A US lawyer was accused by a judge of acting out during a trial and he was made to write out lines as punishment, a report claims.

Anthony Baker was reportedly reprimanded by judge Nancy Fuerst for “reprehensible” behaviour during the final day of a domestic violence trial at the Cuyahoga County Common Pleas Court in Cleveland, Ohio.

The defence lawyer was held in contempt by Fuerst for engaging in a series of disruptions to keep the trial of a former cop who was ultimately convicted of assaulting his wife from moving forward.
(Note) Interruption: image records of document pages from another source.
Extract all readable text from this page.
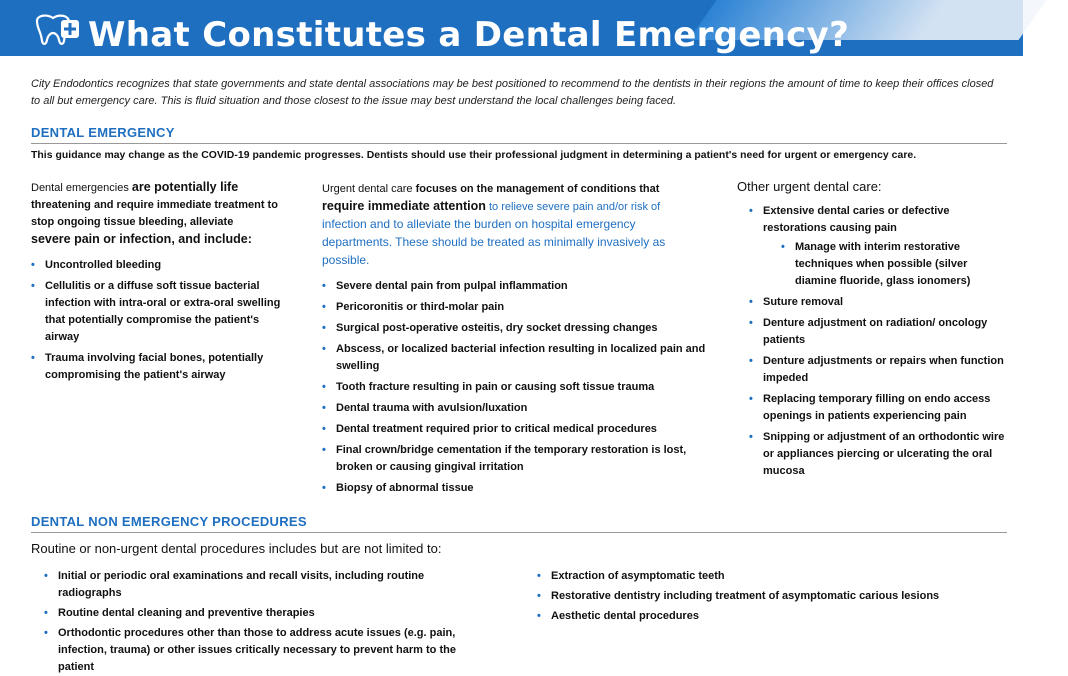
What Constitutes a Dental Emergency?
City Endodontics recognizes that state governments and state dental associations may be best positioned to recommend to the dentists in their regions the amount of time to keep their offices closed to all but emergency care. This is fluid situation and those closest to the issue may best understand the local challenges being faced.
DENTAL EMERGENCY
This guidance may change as the COVID-19 pandemic progresses. Dentists should use their professional judgment in determining a patient's need for urgent or emergency care.

Dental emergencies are potentially life
threatening and require immediate treatment to stop ongoing tissue bleeding, alleviate
severe pain or infection, and include:

• Uncontrolled bleeding
• Cellulitis or a diffuse soft tissue bacterial infection with intra-oral or extra-oral swelling that potentially compromise the patient's airway
• Trauma involving facial bones, potentially compromising the patient's airway

Urgent dental care focuses on the management of conditions that
require immediate attention to relieve severe pain and/or risk of
infection and to alleviate the burden on hospital emergency departments. These should be treated as minimally invasively as possible.

• Severe dental pain from pulpal inflammation
• Pericoronitis or third-molar pain
• Surgical post-operative osteitis, dry socket dressing changes
• Abscess, or localized bacterial infection resulting in localized pain and swelling
• Tooth fracture resulting in pain or causing soft tissue trauma
• Dental trauma with avulsion/luxation
• Dental treatment required prior to critical medical procedures
• Final crown/bridge cementation if the temporary restoration is lost, broken or causing gingival irritation
• Biopsy of abnormal tissue

Other urgent dental care:

• Extensive dental caries or defective restorations causing pain
• Manage with interim restorative techniques when possible (silver diamine fluoride, glass ionomers)
• Suture removal
• Denture adjustment on radiation/ oncology patients
• Denture adjustments or repairs when function impeded
• Replacing temporary filling on endo access openings in patients experiencing pain
• Snipping or adjustment of an orthodontic wire or appliances piercing or ulcerating the oral mucosa
DENTAL NON EMERGENCY PROCEDURES
Routine or non-urgent dental procedures includes but are not limited to:
• Initial or periodic oral examinations and recall visits, including routine radiographs
• Routine dental cleaning and preventive therapies
• Orthodontic procedures other than those to address acute issues (e.g. pain, infection, trauma) or other issues critically necessary to prevent harm to the patient
• Extraction of asymptomatic teeth
• Restorative dentistry including treatment of asymptomatic carious lesions
• Aesthetic dental procedures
Baker, who disagreed with Fuerst’s ruling, defied her orders to remain seated at the defence table during jury instructions and instead moved towards the holding cell in an attempt to frustrate the proceedings.

During last Thursday’s contempt hearing Fuerst ordered Baker to handwrite two sentences 25 times with a pen on paper:

“I will not engage in conduct that is prejudicial to the administration of justice or in any other conduct that adversely reflects on my fitness to practise law.

I shall not engage in conduct intended to disrupt a tribunal or engage in undignified or discourteous conduct that is degrading to a tribunal.”

He was also fined £500.

Baker was grateful to receive the school-style sanction, telling that he’d expected to be jailed for his shenanigans, and had even come to the hearing without a briefcase or laptop and had left his house keys at home.

“[Judge Fuerst’s] right, I was wrong,” he told the news website. “I should have not taken that stand. I’m grateful for the penalty that I did get.”